Better off, according to regulators. The UK's communications regulator Ofcom, in particular, had argued that allowing the number of players in the market to fall from four to three would inevitably lead to higher prices, poorer service or both.
This sounds convincing in the short term. But, says much of the telecoms industry - if you look at the longer term health of Europe's mobile market - today's move is bad news for everyone.
Let's come to that argument in a moment. But even in the short term there is one reason for concern and it can be summed up in two letters: BT.
The merger between BT and EE was nodded through, despite the fact Ofcom had highlighted potential competition concerns.
The reason it was not blocked was apparently because BT was not really a player in mobile. But its rivals point out that the combined firms now have control of 40% of mobile airwaves and the lion's share of the UK's fixed broadband infrastructure.
After the European Commission's decision, this behemoth now looks relatively unchallenged - although if O2 ends up in the hands of Virgin Media-owner Liberty Global that could change.
Now, the longer term, pan-European perspective. There is a mounting anxiety in the telecoms industry that Europe has lost its way over the last decade.
In the GSM era, a mobile standard framed on the continent made European companies, notably Nokia, the global leaders. But first in 3G, and more so in 4G, both the United States and now China have been faster in rolling out the new networks, and Europe has lost its lead.
The big operators put the blame on too much competition and over-regulation. They argue that Brussels should focus on competition across the EU, not in individual markets, pointing out that while Europe has dozens of competing operators, the US has just a handful, each earning much more from users than is possible here.
The result, they say, is a lack of investment - and with 5G networks just around the corner that becomes ever more urgent. The argument is of course self-serving, and many economists will tell you there is no evidence that greater competition is a barrier to investment.
But, having acted in what they see as consumers' interests when it comes to this merger, regulators in London and Brussels must now look to the longer term.
Do they believe Europe is in good shape for the 5G future where everything is connected via mobile networks? And if not, what are they going to do about it?

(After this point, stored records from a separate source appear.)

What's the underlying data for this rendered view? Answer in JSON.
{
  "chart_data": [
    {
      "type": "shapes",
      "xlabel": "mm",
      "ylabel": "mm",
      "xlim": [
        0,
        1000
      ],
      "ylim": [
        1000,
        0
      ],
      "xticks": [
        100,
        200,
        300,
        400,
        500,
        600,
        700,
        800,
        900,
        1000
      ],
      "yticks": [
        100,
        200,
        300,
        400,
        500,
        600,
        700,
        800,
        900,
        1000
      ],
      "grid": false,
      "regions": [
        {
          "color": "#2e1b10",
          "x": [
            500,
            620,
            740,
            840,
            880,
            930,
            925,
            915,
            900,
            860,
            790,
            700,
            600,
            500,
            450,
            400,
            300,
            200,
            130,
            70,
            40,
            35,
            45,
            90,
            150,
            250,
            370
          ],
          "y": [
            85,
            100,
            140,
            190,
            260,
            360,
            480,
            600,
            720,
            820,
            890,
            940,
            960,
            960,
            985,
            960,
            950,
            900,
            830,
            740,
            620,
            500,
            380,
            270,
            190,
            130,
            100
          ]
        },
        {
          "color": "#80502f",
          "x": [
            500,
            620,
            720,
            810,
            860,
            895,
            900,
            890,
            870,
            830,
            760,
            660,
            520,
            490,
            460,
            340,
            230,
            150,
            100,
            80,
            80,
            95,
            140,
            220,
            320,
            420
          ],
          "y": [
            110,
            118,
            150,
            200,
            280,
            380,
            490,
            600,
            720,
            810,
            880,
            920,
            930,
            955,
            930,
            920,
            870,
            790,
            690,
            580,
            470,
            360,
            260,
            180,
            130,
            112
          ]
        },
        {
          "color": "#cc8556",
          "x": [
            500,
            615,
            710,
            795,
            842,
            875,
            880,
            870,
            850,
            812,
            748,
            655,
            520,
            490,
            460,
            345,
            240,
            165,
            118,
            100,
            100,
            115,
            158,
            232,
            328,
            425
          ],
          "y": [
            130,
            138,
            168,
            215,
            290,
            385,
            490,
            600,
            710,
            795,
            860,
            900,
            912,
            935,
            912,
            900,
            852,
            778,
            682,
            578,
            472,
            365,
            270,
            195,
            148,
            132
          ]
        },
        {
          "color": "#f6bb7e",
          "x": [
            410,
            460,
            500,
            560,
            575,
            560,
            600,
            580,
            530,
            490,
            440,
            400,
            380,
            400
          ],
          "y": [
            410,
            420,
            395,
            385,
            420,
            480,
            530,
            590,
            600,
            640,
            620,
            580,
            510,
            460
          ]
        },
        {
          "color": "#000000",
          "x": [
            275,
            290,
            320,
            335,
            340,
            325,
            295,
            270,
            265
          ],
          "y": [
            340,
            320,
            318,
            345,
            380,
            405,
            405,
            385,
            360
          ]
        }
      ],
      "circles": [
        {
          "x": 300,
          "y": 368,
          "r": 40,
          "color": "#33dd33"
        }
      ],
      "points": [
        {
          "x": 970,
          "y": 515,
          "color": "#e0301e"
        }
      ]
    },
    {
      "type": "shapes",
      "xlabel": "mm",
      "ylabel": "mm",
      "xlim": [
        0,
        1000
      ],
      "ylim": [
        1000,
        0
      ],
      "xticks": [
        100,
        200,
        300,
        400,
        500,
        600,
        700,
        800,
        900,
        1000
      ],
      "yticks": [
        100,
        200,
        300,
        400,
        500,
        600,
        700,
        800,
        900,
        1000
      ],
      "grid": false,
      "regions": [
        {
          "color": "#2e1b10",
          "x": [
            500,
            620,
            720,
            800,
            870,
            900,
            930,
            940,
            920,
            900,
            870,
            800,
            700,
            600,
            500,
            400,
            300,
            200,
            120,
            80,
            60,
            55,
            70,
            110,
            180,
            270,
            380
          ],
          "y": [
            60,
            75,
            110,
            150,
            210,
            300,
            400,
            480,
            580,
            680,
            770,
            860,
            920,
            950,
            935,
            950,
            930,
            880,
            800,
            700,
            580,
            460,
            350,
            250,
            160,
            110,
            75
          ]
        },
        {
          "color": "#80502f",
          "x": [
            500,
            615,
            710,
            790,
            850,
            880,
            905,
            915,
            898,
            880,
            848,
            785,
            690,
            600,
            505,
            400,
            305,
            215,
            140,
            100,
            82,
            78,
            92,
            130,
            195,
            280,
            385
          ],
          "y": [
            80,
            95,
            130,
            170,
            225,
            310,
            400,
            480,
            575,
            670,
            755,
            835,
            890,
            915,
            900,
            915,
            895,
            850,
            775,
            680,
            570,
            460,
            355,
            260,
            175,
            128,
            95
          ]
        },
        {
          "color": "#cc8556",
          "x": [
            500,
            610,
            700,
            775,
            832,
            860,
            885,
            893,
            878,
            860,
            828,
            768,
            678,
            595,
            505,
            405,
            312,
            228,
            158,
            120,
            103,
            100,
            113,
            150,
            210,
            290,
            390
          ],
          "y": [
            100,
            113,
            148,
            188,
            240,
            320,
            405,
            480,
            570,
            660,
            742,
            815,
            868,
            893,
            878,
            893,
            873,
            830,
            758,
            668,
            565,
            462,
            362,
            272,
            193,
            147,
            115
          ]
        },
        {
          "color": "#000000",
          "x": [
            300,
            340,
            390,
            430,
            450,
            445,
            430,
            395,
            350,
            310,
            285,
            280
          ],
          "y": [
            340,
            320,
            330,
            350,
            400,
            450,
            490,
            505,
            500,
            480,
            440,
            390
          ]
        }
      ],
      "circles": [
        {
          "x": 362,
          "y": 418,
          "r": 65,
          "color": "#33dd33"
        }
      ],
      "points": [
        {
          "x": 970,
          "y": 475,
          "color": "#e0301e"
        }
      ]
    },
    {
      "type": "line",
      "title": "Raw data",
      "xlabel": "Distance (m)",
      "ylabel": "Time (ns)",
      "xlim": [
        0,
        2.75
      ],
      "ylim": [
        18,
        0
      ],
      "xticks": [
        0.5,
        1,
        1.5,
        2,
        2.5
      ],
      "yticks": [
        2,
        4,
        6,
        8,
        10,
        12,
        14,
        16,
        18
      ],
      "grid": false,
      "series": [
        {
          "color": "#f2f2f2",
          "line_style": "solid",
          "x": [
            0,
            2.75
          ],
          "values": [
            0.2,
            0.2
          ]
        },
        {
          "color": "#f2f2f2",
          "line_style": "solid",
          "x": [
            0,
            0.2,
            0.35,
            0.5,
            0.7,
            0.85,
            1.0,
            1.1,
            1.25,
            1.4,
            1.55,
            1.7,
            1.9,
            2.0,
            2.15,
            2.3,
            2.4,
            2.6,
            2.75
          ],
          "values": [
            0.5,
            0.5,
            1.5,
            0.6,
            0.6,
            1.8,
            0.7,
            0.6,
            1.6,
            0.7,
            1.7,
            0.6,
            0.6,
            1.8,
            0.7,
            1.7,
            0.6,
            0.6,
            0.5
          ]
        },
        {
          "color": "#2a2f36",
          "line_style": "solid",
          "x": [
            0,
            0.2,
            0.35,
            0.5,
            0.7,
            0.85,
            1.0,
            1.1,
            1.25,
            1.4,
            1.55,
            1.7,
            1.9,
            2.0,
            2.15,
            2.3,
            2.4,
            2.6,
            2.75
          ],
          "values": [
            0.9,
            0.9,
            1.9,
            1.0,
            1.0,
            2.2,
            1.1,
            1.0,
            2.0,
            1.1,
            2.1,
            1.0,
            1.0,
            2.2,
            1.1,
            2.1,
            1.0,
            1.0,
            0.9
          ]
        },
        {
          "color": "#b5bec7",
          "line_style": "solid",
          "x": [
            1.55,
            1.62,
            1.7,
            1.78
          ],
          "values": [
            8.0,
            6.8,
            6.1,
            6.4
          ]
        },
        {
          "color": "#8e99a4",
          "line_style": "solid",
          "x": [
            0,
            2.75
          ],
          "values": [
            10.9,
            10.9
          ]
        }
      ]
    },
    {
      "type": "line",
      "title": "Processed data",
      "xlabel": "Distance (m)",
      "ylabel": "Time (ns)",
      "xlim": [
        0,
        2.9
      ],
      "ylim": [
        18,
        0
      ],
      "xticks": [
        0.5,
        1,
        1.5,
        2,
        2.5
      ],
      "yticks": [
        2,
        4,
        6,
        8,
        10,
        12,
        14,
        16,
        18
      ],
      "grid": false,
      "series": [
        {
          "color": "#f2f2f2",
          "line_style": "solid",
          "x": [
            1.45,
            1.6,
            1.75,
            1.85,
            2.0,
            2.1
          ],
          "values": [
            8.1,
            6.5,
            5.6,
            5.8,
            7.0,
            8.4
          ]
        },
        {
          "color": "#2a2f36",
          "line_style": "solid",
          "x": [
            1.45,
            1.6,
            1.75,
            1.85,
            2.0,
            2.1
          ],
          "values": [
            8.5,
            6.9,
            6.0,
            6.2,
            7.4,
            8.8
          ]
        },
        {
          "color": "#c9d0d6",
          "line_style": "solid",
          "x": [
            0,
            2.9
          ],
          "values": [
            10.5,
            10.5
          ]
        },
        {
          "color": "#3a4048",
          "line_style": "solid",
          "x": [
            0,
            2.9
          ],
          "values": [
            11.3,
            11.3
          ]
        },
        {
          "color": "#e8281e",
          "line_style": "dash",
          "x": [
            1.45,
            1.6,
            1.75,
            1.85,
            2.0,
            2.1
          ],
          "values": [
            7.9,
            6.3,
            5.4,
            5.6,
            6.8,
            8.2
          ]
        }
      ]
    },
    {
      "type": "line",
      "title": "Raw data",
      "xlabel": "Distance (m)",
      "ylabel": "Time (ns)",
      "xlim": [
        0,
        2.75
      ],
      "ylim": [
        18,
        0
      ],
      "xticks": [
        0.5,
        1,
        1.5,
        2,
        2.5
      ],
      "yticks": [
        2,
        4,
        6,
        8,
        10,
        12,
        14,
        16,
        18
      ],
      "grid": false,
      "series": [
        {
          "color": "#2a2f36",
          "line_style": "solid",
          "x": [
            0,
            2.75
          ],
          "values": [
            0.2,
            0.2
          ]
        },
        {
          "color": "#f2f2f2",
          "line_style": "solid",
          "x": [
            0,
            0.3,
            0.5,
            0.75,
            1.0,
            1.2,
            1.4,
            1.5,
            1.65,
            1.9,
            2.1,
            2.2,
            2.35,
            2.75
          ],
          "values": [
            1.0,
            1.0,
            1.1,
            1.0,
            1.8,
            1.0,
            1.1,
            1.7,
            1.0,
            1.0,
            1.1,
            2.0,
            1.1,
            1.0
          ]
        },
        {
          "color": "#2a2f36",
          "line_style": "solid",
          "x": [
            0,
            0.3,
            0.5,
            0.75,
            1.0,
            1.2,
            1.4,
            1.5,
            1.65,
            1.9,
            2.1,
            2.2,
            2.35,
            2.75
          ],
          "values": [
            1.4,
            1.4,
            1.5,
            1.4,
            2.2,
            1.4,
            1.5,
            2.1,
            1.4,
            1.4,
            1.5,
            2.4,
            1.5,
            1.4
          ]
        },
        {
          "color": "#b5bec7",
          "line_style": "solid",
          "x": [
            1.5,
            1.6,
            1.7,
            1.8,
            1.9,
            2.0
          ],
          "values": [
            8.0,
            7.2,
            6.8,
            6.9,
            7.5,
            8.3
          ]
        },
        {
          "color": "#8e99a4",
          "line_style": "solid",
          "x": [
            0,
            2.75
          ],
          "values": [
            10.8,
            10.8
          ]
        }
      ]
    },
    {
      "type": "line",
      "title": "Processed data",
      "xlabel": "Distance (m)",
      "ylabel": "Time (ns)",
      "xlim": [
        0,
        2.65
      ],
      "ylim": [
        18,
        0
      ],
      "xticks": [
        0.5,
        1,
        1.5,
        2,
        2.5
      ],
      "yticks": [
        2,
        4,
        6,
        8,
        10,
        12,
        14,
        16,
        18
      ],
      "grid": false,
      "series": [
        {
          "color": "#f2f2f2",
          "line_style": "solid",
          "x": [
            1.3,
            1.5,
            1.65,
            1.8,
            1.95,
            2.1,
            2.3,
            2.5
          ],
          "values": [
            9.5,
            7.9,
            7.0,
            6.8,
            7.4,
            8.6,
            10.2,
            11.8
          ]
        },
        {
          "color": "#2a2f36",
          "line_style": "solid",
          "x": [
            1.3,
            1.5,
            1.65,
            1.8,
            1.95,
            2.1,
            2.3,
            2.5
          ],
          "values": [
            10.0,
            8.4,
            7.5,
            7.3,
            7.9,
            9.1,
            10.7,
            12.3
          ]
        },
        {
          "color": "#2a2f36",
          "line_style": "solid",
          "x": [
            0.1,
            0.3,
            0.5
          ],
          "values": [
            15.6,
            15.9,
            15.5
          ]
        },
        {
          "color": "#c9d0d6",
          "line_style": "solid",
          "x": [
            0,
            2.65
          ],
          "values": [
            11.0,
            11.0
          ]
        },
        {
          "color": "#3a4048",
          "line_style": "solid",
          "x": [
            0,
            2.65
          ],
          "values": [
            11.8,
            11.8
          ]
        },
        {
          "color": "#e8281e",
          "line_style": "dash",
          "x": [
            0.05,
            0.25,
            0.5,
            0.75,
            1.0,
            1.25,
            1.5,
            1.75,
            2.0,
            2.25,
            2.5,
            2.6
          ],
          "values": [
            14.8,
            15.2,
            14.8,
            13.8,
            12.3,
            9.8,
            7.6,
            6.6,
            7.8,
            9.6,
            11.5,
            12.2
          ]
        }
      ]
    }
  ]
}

For its part, the European Commission says the proposed O2-Three deal would have "hampered" 5G's rollout in the UK, since the merged business would have retained its stakes in two separate network-sharing agreements.
At present, these allow EE-Three and Vodafone-O2, respectively, to split the costs of building new infrastructure.
By keeping a stake in both, the regulator says, the new business would have been able to keep watch over both its competitors, and potentially put the brakes on 5G.
Of course, O2 and Three could have chosen to participate in just one of these network-sharing pacts. That way, the regulator may not have felt compelled to call the whole thing off.